Barbara Solowan’s Top 3: The Art of Design
1. Alexander McQueen: Savage Beauty at the Metropolitan Museum of Art, New York
The highlight of my summer was the Alexander McQueen show at the Met in New York. Featuring the most iconic and radical designs of his career, and observant of the (often emotionally moving) lacework, embroidery and feather details of his oeuvre, this show went a long way to making a case for McQueen’s articulation that “what I do is an artistic expression which is channeled through me. Fashion is just the medium.” Though the crowds of fellow attendees were often overwhelming, I could often find a quiet corner from which to observe the works at a distance, and then come in closer to view their minutiae. Not that a purely solo viewing experience would have necessarily been better; overhearing comments like “Those are my favourite McQueen boots” or listening to the audioguide, with fashion models remembering McQueen’s extravagant, performance-art-like runway presentations, added depth to my experience of the work. By the final room of the show, I had a sense of what an amazing designer McQueen was, and of his broad spectrum of feeling, which oscillated “between life and death, happiness and sadness, good and evil.”

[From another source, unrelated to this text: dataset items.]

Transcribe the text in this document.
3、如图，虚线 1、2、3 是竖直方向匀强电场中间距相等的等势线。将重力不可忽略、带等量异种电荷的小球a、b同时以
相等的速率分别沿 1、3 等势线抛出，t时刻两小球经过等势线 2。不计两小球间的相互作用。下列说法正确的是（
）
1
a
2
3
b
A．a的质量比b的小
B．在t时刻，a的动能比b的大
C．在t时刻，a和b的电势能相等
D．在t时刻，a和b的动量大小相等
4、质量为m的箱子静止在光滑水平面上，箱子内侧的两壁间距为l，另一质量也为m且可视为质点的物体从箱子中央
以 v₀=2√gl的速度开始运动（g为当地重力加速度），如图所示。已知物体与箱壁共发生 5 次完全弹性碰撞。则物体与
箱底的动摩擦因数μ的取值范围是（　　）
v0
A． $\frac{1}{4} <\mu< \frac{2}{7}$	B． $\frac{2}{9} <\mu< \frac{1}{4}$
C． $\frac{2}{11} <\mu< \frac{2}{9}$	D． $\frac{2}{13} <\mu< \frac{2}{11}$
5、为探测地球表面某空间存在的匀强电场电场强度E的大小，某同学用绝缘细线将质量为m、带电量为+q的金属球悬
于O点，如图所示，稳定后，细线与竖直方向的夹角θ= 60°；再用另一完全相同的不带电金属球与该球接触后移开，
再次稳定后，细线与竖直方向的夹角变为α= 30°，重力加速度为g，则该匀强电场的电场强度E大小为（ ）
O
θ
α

2. Pierre Huyghe at Frieze Art Fair, London
One of the deeper art experiences of my year came in the context of a commercial fair. For Frieze Projects, the series of commissions enacted annually at Frieze Art Fair, New York–based French artist Pierre Huyghe offered an aquarium in a darkened room. Titled Recollection, the work featured a large hermit crab which carried a rather unusual shell/home—a replica of Constantin Brancusi’s Sleeping Muse—on its back. Admittedly, the crab was intriguing in itself, its beady eyes alert and fascinating to watch, but from certain angles all you saw was this icon of art history slowly moving through the dusky water. Was it an aquatic performance? Or an ironically calculated pas de deux? However you define it, I found it magical.
3. Red Bull Art of Can at George Enescu Square, Bucharest
The practice of creating artworks from empty Red Bull cans started in 1999, when the energy-drinks company initiated an international series of promotional exhibitions/competitions on the topic. This October, the first-ever Romanian edition of the event took place, with 54 juried examples displayed in a stylish mobile gallery built out of two trucks at George Enescu Square in Bucharest. First place was won by Michael Turcanu for his interactive work Time Warp, which I watched a small child, Serban, demonstrate with delight. Seeing Serban smile as he (repeatedly and enthusiastically) spun the handle in Time Warp, transforming the circular patterns into abstract art, made the experience a standout for me.
Barbara Solowan is the art director of Canadian Art.